Low-cost 300-bps units are thicker than investors at a Microsoft stock offering. Atari's XM-301 modem is a good example of what's available. It's pegged at a list price of $40 and includes software. A quick rummage through the bargain bin at your local computer store will likely turn up a variety of 300-bps units mixed in among the Timex and PCjr accessories, Just make sure that the unit you purchase is compatible with the recipient's system.
The darling of the budget-minded telecomputing clan this year is the Avatex 1200 modem. While not 100-percent Hayes compatible, it does respond to the Hayes dialing commands. Other minor inconveniences are a manual 300/1200 bps switch, no internal speaker for monitoring the progress of calls, and manual disconnect. On the plus side are a full set of LED status lights, its compact size, and a two-year warranty. At the going rate of $75-$100, who's complaining?
Ever run into a modem or other serial device that just refuses to talk to your computer? Chances are the fault lies within your serial cable rather than the device. Buying a custom cable from a store is no guarantee either; I've run into a number of botched cables purchased from service technicians who should have known better. I keep a nifty device from I.Q. Technologies called Smartcable for the times I just want to get things working and figure out what's wrong after I'm done with the task at hand.
Using Smartcable couldn't be easier. At one end of the cable there's a couple of light emitting diodes and some slide switches. You simply hook up the cable between the two ill-mannered pieces of equipment and flip the slide switches until each of their associated LEDs turns green. Voila! Instant interface. At around $60, Smartcable is a godsend for the inveterate RS-232 tinkerer. A more expensive unit that actually ends up telling you how to wire a cable that will work is available for about $150. Tempting, and guaranteed to take all the witch-doctor mystique out of making RS-232 cables.
Fight Or Flight
Don't forget the nicest present of all for the serious telecomputerist: a separate phone line for data communications. A separate line lets you segregate the costs of modem calls from voice traffic. Most importantly, it can keep the peace in a household by not keeping the phone tied up for hours—leave that to the humans in the family.
SubLOGIC, whose Bruce Artwick brought us the popular Flight Simulator I and II programs for 8-bit machines, has a surprise in store for Atari ST and Amiga owners. Flight Simulator II for the afore-mentioned 32-bit machines includes a nifty feature of more than passing interest to the telecommunications community.
A special option within the program allows you to hook up two computers via modem (or modem eliminator, if located within the same room or building). When playing on machines so connected, both players can share the same airspace. Both planes will appear on each system's display screen.

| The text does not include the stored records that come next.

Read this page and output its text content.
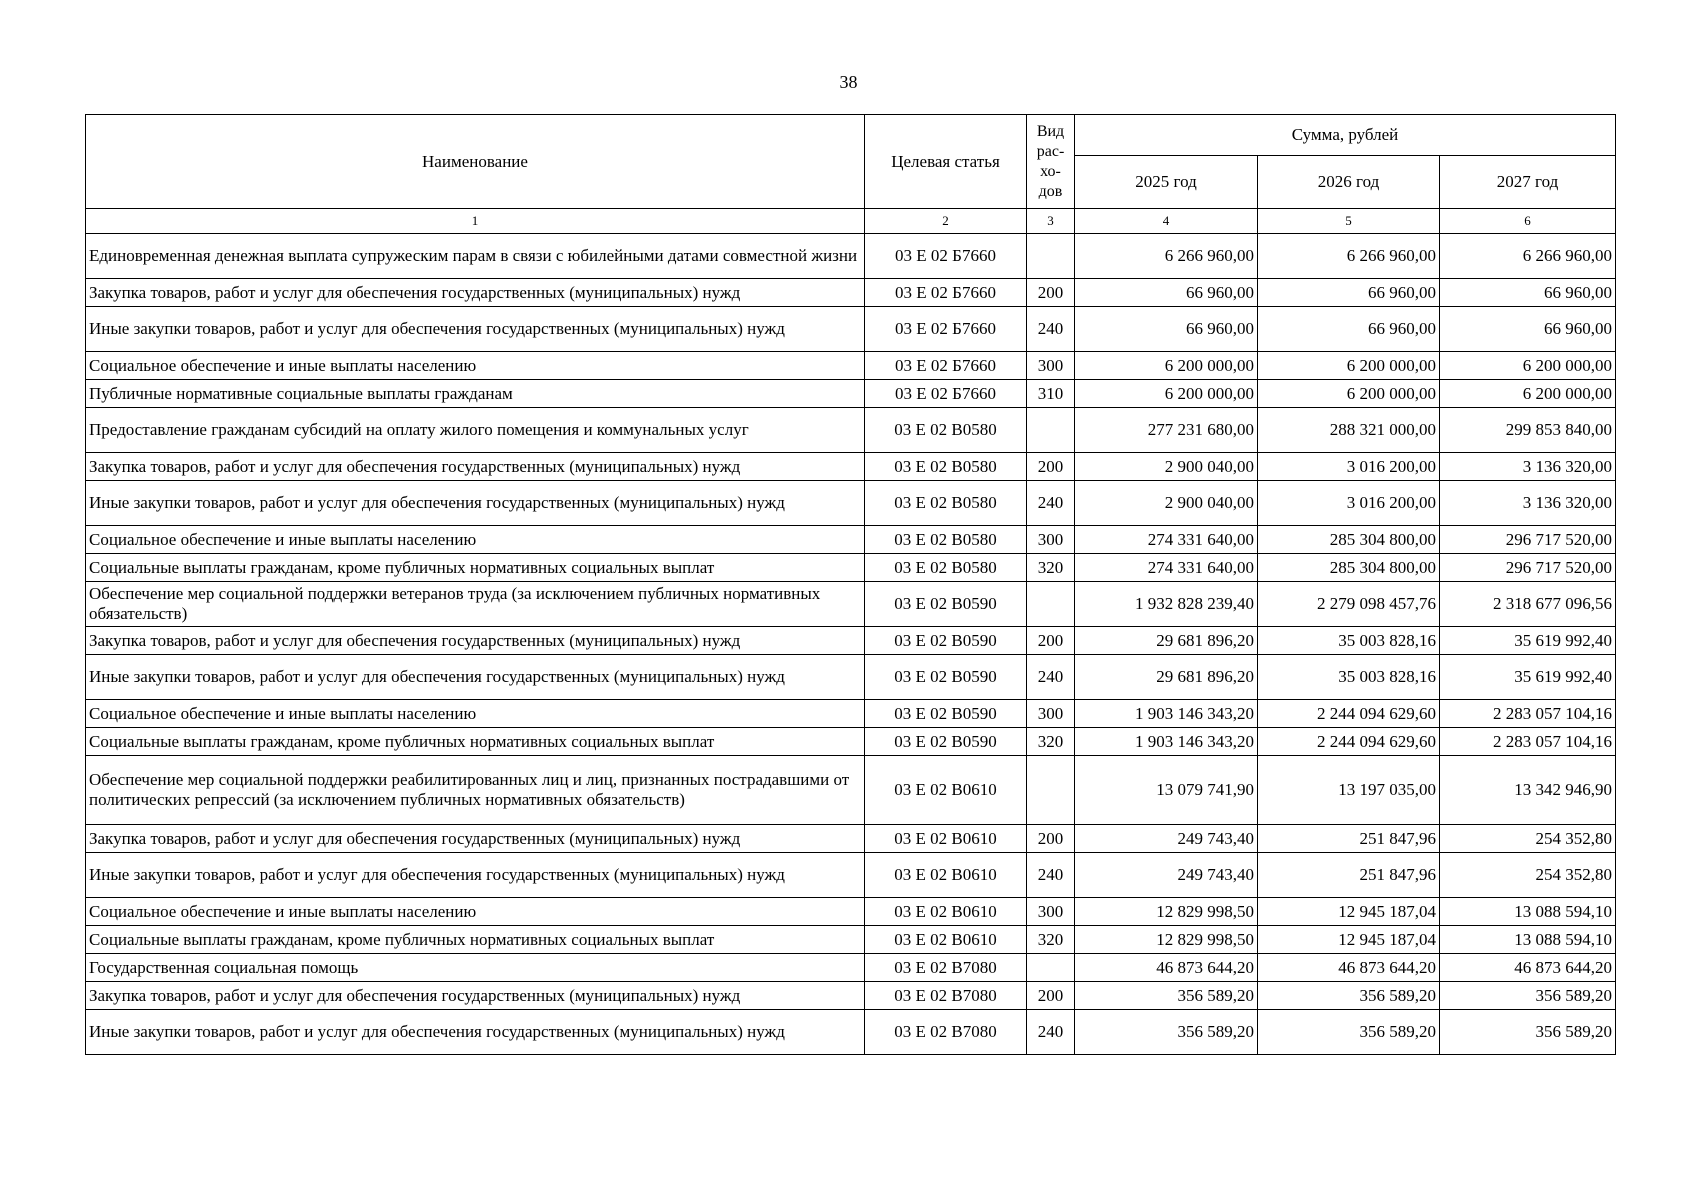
38
Наименование	Целевая статья	Вид
рас-
хо-
дов	Сумма, рублей		
			2025 год	2026 год	2027 год
1	2	3	4	5	6
Единовременная денежная выплата супружеским парам в связи с юбилейными датами совместной жизни	03 Е 02 Б7660		6 266 960,00	6 266 960,00	6 266 960,00
Закупка товаров, работ и услуг для обеспечения государственных (муниципальных) нужд	03 Е 02 Б7660	200	66 960,00	66 960,00	66 960,00
Иные закупки товаров, работ и услуг для обеспечения государственных (муниципальных) нужд	03 Е 02 Б7660	240	66 960,00	66 960,00	66 960,00
Социальное обеспечение и иные выплаты населению	03 Е 02 Б7660	300	6 200 000,00	6 200 000,00	6 200 000,00
Публичные нормативные социальные выплаты гражданам	03 Е 02 Б7660	310	6 200 000,00	6 200 000,00	6 200 000,00
Предоставление гражданам субсидий на оплату жилого помещения и коммунальных услуг	03 Е 02 В0580		277 231 680,00	288 321 000,00	299 853 840,00
Закупка товаров, работ и услуг для обеспечения государственных (муниципальных) нужд	03 Е 02 В0580	200	2 900 040,00	3 016 200,00	3 136 320,00
Иные закупки товаров, работ и услуг для обеспечения государственных (муниципальных) нужд	03 Е 02 В0580	240	2 900 040,00	3 016 200,00	3 136 320,00
Социальное обеспечение и иные выплаты населению	03 Е 02 В0580	300	274 331 640,00	285 304 800,00	296 717 520,00
Социальные выплаты гражданам, кроме публичных нормативных социальных выплат	03 Е 02 В0580	320	274 331 640,00	285 304 800,00	296 717 520,00
Обеспечение мер социальной поддержки ветеранов труда (за исключением публичных нормативных обязательств)	03 Е 02 В0590		1 932 828 239,40	2 279 098 457,76	2 318 677 096,56
Закупка товаров, работ и услуг для обеспечения государственных (муниципальных) нужд	03 Е 02 В0590	200	29 681 896,20	35 003 828,16	35 619 992,40
Иные закупки товаров, работ и услуг для обеспечения государственных (муниципальных) нужд	03 Е 02 В0590	240	29 681 896,20	35 003 828,16	35 619 992,40
Социальное обеспечение и иные выплаты населению	03 Е 02 В0590	300	1 903 146 343,20	2 244 094 629,60	2 283 057 104,16
Социальные выплаты гражданам, кроме публичных нормативных социальных выплат	03 Е 02 В0590	320	1 903 146 343,20	2 244 094 629,60	2 283 057 104,16
Обеспечение мер социальной поддержки реабилитированных лиц и лиц, признанных пострадавшими от политических репрессий (за исключением публичных нормативных обязательств)	03 Е 02 В0610		13 079 741,90	13 197 035,00	13 342 946,90
Закупка товаров, работ и услуг для обеспечения государственных (муниципальных) нужд	03 Е 02 В0610	200	249 743,40	251 847,96	254 352,80
Иные закупки товаров, работ и услуг для обеспечения государственных (муниципальных) нужд	03 Е 02 В0610	240	249 743,40	251 847,96	254 352,80
Социальное обеспечение и иные выплаты населению	03 Е 02 В0610	300	12 829 998,50	12 945 187,04	13 088 594,10
Социальные выплаты гражданам, кроме публичных нормативных социальных выплат	03 Е 02 В0610	320	12 829 998,50	12 945 187,04	13 088 594,10
Государственная социальная помощь	03 Е 02 В7080		46 873 644,20	46 873 644,20	46 873 644,20
Закупка товаров, работ и услуг для обеспечения государственных (муниципальных) нужд	03 Е 02 В7080	200	356 589,20	356 589,20	356 589,20
Иные закупки товаров, работ и услуг для обеспечения государственных (муниципальных) нужд	03 Е 02 В7080	240	356 589,20	356 589,20	356 589,20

An option within the program allows each flyer to change the type and color of his or her aircraft so that the planes may be distinguished from each other.

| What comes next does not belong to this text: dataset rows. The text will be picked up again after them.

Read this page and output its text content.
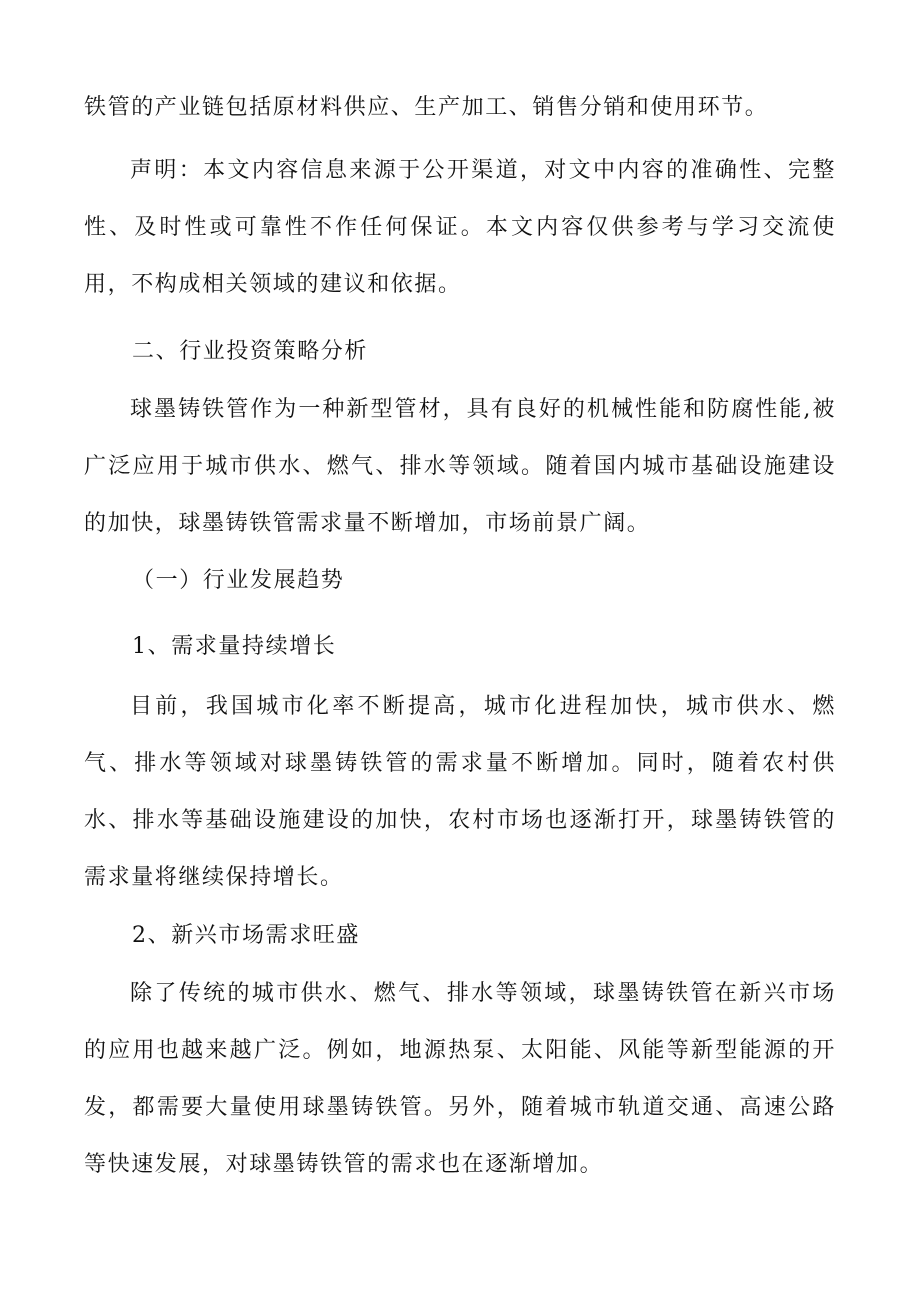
铁管的产业链包括原材料供应、生产加工、销售分销和使用环节。

声明：本文内容信息来源于公开渠道，对文中内容的准确性、完整性、及时性或可靠性不作任何保证。本文内容仅供参考与学习交流使用，不构成相关领域的建议和依据。

二、行业投资策略分析

球墨铸铁管作为一种新型管材，具有良好的机械性能和防腐性能,被广泛应用于城市供水、燃气、排水等领域。随着国内城市基础设施建设的加快，球墨铸铁管需求量不断增加，市场前景广阔。

（一）行业发展趋势

1、需求量持续增长

目前，我国城市化率不断提高，城市化进程加快，城市供水、燃气、排水等领域对球墨铸铁管的需求量不断增加。同时，随着农村供水、排水等基础设施建设的加快，农村市场也逐渐打开，球墨铸铁管的需求量将继续保持增长。

2、新兴市场需求旺盛

除了传统的城市供水、燃气、排水等领域，球墨铸铁管在新兴市场的应用也越来越广泛。例如，地源热泵、太阳能、风能等新型能源的开发，都需要大量使用球墨铸铁管。另外，随着城市轨道交通、高速公路等快速发展，对球墨铸铁管的需求也在逐渐增加。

While each player may fire weapons at the other, there is no mechanism built within the program yet for detection of weapons hits or midair collisions. Those features may be incorporated in future releases of FSII or another product. If most of the problems involved with such an implementation can be worked out in the short term, you may see the ST and Amiga versions of Jet, SubLOGIC’s F-16 and F-18 simulator, in early 1987. Until then we'll have to be satisfied with precision flying a la Blue Angels.An item in my November telecommunications column is subject to misinterpretation. It was stated that a CompuServe assistant sysop was directly compensated by receiving a portion of the connect-time charges incurred during any downloading of his terminal program. This information came from a reliable source, but it has since been brought to my attention that the arrangement is not as was stated in the column. We do not know the specifics of the arrangements which were finally agreed to in this case, and erred in assuming that it remained as previously described. In other cases of which we're aware, compensation in the form of free access time to the CompuServe service is common as a payment to assistant sysops. Although the assistant sysop referred to as "Dash" in the column has not complained to us, these concerns were pointed out by a third party. We regret any misunderstanding.